Les heures s’écoulaient ainsi, en tirailleries sans conséquence, quand tout à coup, un peu avant midi, le gouverneur entendit sur sa gauche des feux de salve et le son de la charge. Il était à l’extrême droite, auprès du 26e ; en vain courut-il pour arrêter ce mouvement intempestif ; il n’était plus temps : zouaves, tirailleurs, 24e, 58e, étaient lancés. Il n’y avait plus qu’à les soutenir. On escadron du 4° chasseurs et les gendarmes maures étaient sous la main du général ; il les fit partir à fond de train. De Miliana cependant, le 17e léger arrivait à la course ; mais il n’y avait plus ni réguliers ni Kabyles même à prendre à revers ; les premiers ne s’étaient jamais aventurés assez près et les autres s’étaient hâtés de fuir ; en un quart d’heure, tout avait disparu. Il ne restait qu’une centaine de morts sur le terrain et quelques prisonniers entre les mains du vainqueur.

Qu’était-il donc arrivé à la gauche pour qu’elle eût ainsi dérangé les combinaisons du général en chef ? Vers onze heures et demie, une grosse colonne de Kabyles s’était formée en avant d’elle, dans un ravin dérobé aux vues du gouverneur. Évidemment Abd-el-Kader voulait savoir ce qu’il y avait dans cette région mystérieuse et silencieuse.
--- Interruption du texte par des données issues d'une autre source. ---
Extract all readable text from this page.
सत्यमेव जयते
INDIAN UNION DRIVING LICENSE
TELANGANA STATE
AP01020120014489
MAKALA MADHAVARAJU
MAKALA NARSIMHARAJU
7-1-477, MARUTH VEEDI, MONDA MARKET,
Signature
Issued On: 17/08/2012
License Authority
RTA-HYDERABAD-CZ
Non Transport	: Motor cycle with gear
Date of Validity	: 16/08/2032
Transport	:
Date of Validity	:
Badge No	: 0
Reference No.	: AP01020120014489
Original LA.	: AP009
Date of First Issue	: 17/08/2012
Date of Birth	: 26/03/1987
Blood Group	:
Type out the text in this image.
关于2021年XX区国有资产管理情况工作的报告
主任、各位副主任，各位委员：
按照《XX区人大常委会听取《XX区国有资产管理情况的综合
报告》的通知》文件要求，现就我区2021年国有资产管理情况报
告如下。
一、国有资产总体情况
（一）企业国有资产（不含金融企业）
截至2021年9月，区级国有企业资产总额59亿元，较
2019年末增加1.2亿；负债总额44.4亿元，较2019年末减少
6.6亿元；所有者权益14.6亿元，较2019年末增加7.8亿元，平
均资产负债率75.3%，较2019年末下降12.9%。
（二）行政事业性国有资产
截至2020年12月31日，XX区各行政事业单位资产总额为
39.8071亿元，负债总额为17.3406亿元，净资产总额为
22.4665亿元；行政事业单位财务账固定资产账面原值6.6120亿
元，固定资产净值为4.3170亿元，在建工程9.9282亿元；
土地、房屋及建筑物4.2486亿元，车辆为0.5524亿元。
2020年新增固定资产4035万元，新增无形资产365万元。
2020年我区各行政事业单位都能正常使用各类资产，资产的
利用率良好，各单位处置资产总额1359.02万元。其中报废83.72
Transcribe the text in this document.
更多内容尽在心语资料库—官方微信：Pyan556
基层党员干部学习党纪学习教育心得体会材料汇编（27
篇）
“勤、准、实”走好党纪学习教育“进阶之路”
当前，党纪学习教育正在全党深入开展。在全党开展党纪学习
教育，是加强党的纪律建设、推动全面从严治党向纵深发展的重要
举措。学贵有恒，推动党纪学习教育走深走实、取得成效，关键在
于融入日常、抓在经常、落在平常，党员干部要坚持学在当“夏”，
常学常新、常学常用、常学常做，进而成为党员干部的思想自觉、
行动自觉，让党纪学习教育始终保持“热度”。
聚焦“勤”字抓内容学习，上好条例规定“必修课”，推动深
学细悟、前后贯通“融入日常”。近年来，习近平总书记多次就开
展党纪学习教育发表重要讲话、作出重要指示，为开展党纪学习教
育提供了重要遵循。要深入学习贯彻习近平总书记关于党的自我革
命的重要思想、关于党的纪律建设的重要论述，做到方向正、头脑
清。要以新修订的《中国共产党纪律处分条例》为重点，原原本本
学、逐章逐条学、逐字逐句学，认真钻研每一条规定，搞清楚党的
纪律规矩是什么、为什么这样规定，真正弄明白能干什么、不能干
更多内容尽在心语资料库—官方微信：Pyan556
Contrairement aux instructions données à la droite, la gauche avait ordre seulement de tenir ferme ; il ne lui avait pas été prescrit de rétrograder. En cédant du terrain d’ailleurs, elle eût risqué de compromettre la cavalerie et le convoi entassés dans la gorge de l’Oued-Boutane. La colonne kabyle avançait ; elle n’était plus qu’à 200 ou 300 mètres des crêtes en-deçà desquelles se tenaient couverts le bataillon du 24e et celui du 58e. Était-il prudent de la laisser avancer davantage ? Sur l’avis du général Changarnier, le duc de Nemours donna l’ordre de prendre l’offensive. Les deux bataillons se dressèrent, couronnèrent les crêtes, fournirent la salve, et, tambour battant, baïonnette croisée, se jetèrent sur les Kabyles. L’impétuosité de ce mouvement entraîna de proche en proche les corps échelonnés vers la droite, et ce fut ainsi qu’en moins de quelques minutes la charge battit sur toute la ligne.